In the low temperature range, the interaction of theelectron-hole pairs with neighboring molecules is expected to yield bound excitons with longlifetime in 3D HOP as shown by recent experimental studies. 

Q4. What is the value of the exciton binding energy at roomtemperature?

The value of the exciton binding energy being smaller than kT (~26meV) at roomtemperature, the authors may infer that most electron-hole pairs are ionized yielding free carriers. 

Q5. What are the main effects of a loss of symmetry in a semiconductor?

For zinc-blende and würtzite structures, many of the structural properties aresimilar to that of diamond and graphite, but loss of inversion symmetry has a subtle impact onthe optoelectronic and piezoelectric properties of the crystal. 

Q6. What is the dominant effect of Auger relaxation in n-type III-V semiconductors?

in quantumdots, carrier assisted (Auger relaxation) is the dominant effect in the high injection regime,yielding very fast carrier relaxation. 

Q7. What is the asteep value of the exciton binding energy?

The low frequency value (~1KHz) undergoes asteep increase above the critical temperature Tc,132 and amounts to about 60 at room temperature. 

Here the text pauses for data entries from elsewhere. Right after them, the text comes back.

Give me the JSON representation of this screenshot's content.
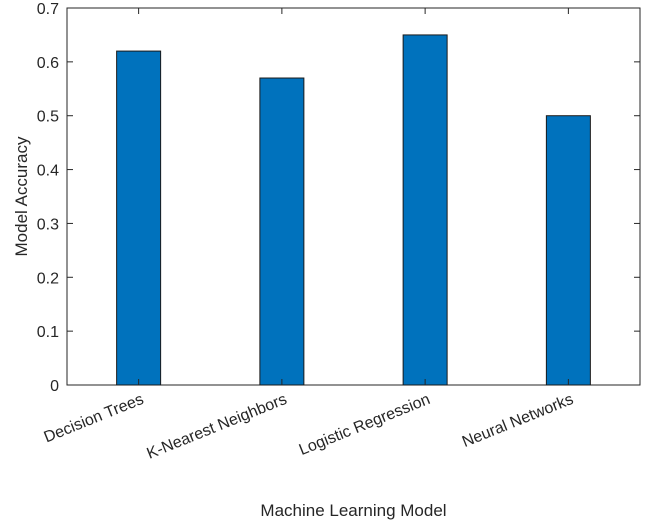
{
  "chart_data": {
    "type": "bar",
    "title": "",
    "xlabel": "Machine Learning Model",
    "ylabel": "Model Accuracy",
    "categories": [
      "Decision Trees",
      "K-Nearest Neighbors",
      "Logistic Regression",
      "Neural Networks"
    ],
    "values": [
      0.62,
      0.57,
      0.65,
      0.5
    ],
    "ylim": [
      0,
      0.7
    ],
    "yticks": [
      "0",
      "0.1",
      "0.2",
      "0.3",
      "0.4",
      "0.5",
      "0.6",
      "0.7"
    ],
    "grid": false,
    "bar_color": "#0072BD",
    "bar_edge_color": "#1a1a1a",
    "axis_color": "#262626"
  }
}
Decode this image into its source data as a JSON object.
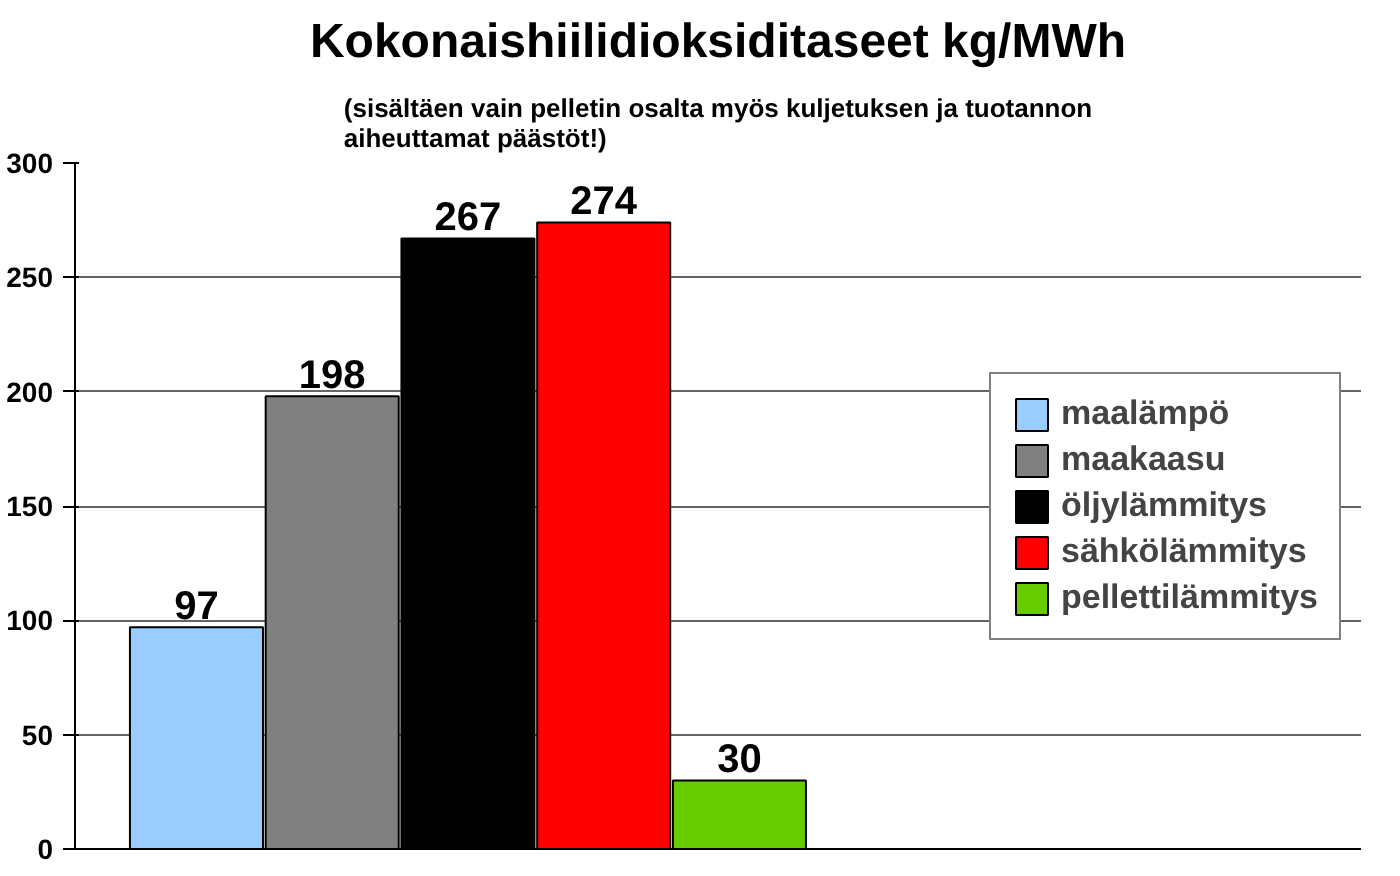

Q8. What is the role of the pseudocubic perovskite structure in this approach?

The pseudocubic perovskite structure plays a central role in this approach, allowing to definereference Bloch states and k.p Hamiltonians close to the electronic band gap. 

Q9. What is the effective mass approximation for electrons and holes?

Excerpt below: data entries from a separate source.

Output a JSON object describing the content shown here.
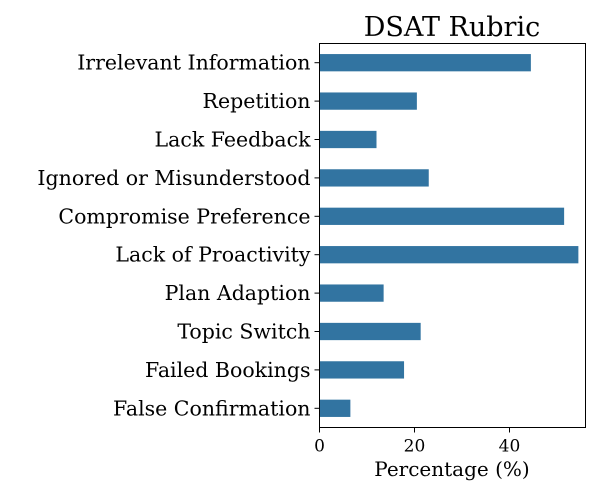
{
  "chart_data": {
    "type": "bar",
    "orientation": "horizontal",
    "title": "DSAT Rubric",
    "xlabel": "Percentage (%)",
    "ylabel": "",
    "categories": [
      "Irrelevant Information",
      "Repetition",
      "Lack Feedback",
      "Ignored or Misunderstood",
      "Compromise Preference",
      "Lack of Proactivity",
      "Plan Adaption",
      "Topic Switch",
      "Failed Bookings",
      "False Confirmation"
    ],
    "values": [
      44.5,
      20.5,
      12.0,
      23.0,
      51.5,
      54.5,
      13.5,
      21.3,
      17.8,
      6.5
    ],
    "xlim": [
      0,
      56
    ],
    "xticks": [
      0,
      20,
      40
    ],
    "grid": false,
    "bar_color": "#3274a1"
  }
}
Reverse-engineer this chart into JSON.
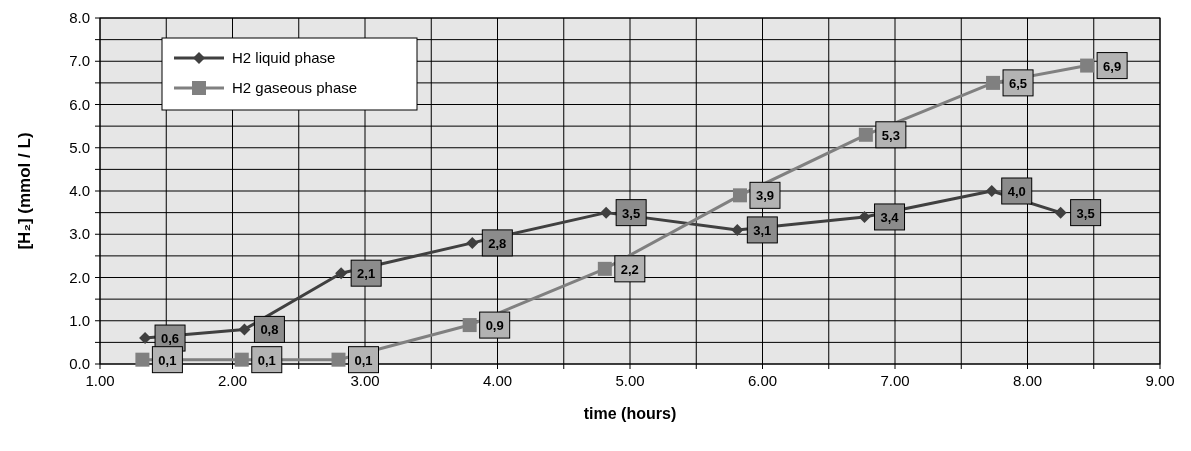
{
  "chart_data": {
    "type": "line",
    "xlabel": "time (hours)",
    "ylabel": "[H₂]  (mmol / L)",
    "xlim": [
      1,
      9
    ],
    "ylim": [
      0,
      8
    ],
    "xticks": [
      {
        "value": 1,
        "label": "1.00"
      },
      {
        "value": 1.5,
        "label": null
      },
      {
        "value": 2,
        "label": "2.00"
      },
      {
        "value": 2.5,
        "label": null
      },
      {
        "value": 3,
        "label": "3.00"
      },
      {
        "value": 3.5,
        "label": null
      },
      {
        "value": 4,
        "label": "4.00"
      },
      {
        "value": 4.5,
        "label": null
      },
      {
        "value": 5,
        "label": "5.00"
      },
      {
        "value": 5.5,
        "label": null
      },
      {
        "value": 6,
        "label": "6.00"
      },
      {
        "value": 6.5,
        "label": null
      },
      {
        "value": 7,
        "label": "7.00"
      },
      {
        "value": 7.5,
        "label": null
      },
      {
        "value": 8,
        "label": "8.00"
      },
      {
        "value": 8.5,
        "label": null
      },
      {
        "value": 9,
        "label": "9.00"
      }
    ],
    "yticks": [
      {
        "value": 0,
        "label": "0.0"
      },
      {
        "value": 0.5,
        "label": null
      },
      {
        "value": 1,
        "label": "1.0"
      },
      {
        "value": 1.5,
        "label": null
      },
      {
        "value": 2,
        "label": "2.0"
      },
      {
        "value": 2.5,
        "label": null
      },
      {
        "value": 3,
        "label": "3.0"
      },
      {
        "value": 3.5,
        "label": null
      },
      {
        "value": 4,
        "label": "4.0"
      },
      {
        "value": 4.5,
        "label": null
      },
      {
        "value": 5,
        "label": "5.0"
      },
      {
        "value": 5.5,
        "label": null
      },
      {
        "value": 6,
        "label": "6.0"
      },
      {
        "value": 6.5,
        "label": null
      },
      {
        "value": 7,
        "label": "7.0"
      },
      {
        "value": 7.5,
        "label": null
      },
      {
        "value": 8,
        "label": "8.0"
      }
    ],
    "grid": true,
    "legend": "top left",
    "series": [
      {
        "name": "H2 liquid phase",
        "color": "#404040",
        "marker": "diamond",
        "x": [
          1.34,
          2.09,
          2.82,
          3.81,
          4.82,
          5.81,
          6.77,
          7.73,
          8.25
        ],
        "values": [
          0.6,
          0.8,
          2.1,
          2.8,
          3.5,
          3.1,
          3.4,
          4.0,
          3.5
        ],
        "value_labels": [
          "0,6",
          "0,8",
          "2,1",
          "2,8",
          "3,5",
          "3,1",
          "3,4",
          "4,0",
          "3,5"
        ]
      },
      {
        "name": "H2 gaseous phase",
        "color": "#808080",
        "marker": "square",
        "x": [
          1.32,
          2.07,
          2.8,
          3.79,
          4.81,
          5.83,
          6.78,
          7.74,
          8.45
        ],
        "values": [
          0.1,
          0.1,
          0.1,
          0.9,
          2.2,
          3.9,
          5.3,
          6.5,
          6.9
        ],
        "value_labels": [
          "0,1",
          "0,1",
          "0,1",
          "0,9",
          "2,2",
          "3,9",
          "5,3",
          "6,5",
          "6,9"
        ]
      }
    ]
  }
}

The effective mass approximationworks well close to the bandgap in 3D HOP both for electrons and holes, thanks to the giantSOC in the CB leading to a non-degenerate band instead of a triply degenerate one obtainedwithout SOC. 

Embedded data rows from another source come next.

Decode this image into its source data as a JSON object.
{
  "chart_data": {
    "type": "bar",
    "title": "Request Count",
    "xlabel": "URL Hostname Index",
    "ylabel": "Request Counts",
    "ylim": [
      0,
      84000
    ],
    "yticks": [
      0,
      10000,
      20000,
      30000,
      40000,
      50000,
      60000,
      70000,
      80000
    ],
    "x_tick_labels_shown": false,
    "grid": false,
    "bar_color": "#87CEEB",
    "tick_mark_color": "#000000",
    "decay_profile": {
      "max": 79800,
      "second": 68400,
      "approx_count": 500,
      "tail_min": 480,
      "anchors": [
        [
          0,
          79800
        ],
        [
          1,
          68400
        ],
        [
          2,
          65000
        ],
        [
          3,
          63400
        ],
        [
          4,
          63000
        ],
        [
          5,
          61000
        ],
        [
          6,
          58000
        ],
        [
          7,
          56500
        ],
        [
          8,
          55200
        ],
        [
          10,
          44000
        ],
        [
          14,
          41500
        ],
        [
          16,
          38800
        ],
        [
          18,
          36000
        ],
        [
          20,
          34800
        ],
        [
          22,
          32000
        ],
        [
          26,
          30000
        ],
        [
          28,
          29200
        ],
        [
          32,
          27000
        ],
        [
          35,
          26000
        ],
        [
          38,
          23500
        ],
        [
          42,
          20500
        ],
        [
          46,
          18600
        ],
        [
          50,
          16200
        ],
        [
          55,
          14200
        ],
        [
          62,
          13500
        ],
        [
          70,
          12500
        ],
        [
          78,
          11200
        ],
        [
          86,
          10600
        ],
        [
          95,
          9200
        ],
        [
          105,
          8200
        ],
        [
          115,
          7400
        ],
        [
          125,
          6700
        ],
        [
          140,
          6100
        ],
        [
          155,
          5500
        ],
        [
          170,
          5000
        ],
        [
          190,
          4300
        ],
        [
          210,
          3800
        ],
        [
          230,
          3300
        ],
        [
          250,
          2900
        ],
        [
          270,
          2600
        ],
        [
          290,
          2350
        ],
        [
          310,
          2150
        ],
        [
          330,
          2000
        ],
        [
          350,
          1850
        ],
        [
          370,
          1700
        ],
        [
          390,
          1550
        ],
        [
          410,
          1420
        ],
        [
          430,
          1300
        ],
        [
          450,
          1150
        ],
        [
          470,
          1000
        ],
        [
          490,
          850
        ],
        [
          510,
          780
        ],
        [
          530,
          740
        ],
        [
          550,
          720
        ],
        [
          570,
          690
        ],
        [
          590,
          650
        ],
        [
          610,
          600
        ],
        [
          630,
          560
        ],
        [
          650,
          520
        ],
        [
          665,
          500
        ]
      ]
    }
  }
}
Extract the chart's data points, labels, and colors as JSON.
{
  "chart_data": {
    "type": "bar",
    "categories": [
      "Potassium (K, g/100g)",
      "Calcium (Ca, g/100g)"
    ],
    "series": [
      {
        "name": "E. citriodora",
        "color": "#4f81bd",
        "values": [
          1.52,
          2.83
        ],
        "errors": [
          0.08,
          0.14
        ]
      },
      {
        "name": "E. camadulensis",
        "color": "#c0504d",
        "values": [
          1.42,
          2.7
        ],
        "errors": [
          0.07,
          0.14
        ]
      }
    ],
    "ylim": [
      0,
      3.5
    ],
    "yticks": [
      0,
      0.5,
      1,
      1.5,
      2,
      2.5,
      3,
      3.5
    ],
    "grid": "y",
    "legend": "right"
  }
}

Q10. What is the way to simulate exciton screening?

A convenient way to simulate exciton screening is to consider a two-particle wavefunction ( )he rr ,ψ , where er ( hr ) is the electron (hole) position. 

Q11. How did the transition from materialschemistry to solid state physics occur?

since the initial use of 3D HOP as the sensitizer in conventional DSSC, technologicaldevelopments have simultaneously led to a gradual shift of fundamental issues from materialschemistry to solid-state physics. 

Q12. What is the important transformation of the diagram?

This procedure reveals that, besides electronic bandfolding effect, the most important transformation of the diagram is due to atomicdisplacements. 

Q13. How many HOP are very large systems for DFT simulations?

126,127 HOP are very large systems for DFT simulations, and may not be readilysimulated due to computational resources limitations. 

Q14. What is the way to capture the electronic properties of the cubic phase of the prototype HOP?

Electronic properties of the cubic phase of theprototype HOP CH3NH3PbI3 are best captured taking its all-inorganic analog, CsPbI3. 

Q15. Why is the situation more complicated in 3D HOP than in semiconductors?

However the situation is more complicated in 3D HOP than in semiconductors like GaAs, due toorientational disorder of the organic cation. 

Q16. How can the authors reconstruct the whole Hartreepotential profile of layered HOP?

This analysis shows that layered HOP can be considered as composite materials withvery weak interactions between the inorganic layers, with a reconstruction of the whole Hartreepotential profile by pieces. 

Q17. How does the energy of the spinor state at R differ from that of GaAs?

In terms of Kane energy, it drops to ca 6eV which is about four times smaller than that of GaAs, thus evidencing an additional differencebetween HOP and conventional semiconductors. 

Q18. What is the effect of Auger on the performance of 3D hybrid perovskites?

As an example, the detrimental non-radiative Auger effect close to the electronic bandgap of 3D hybrid perovskites, is expected to have a moderate influence on the performances ofoptoelectronic devices.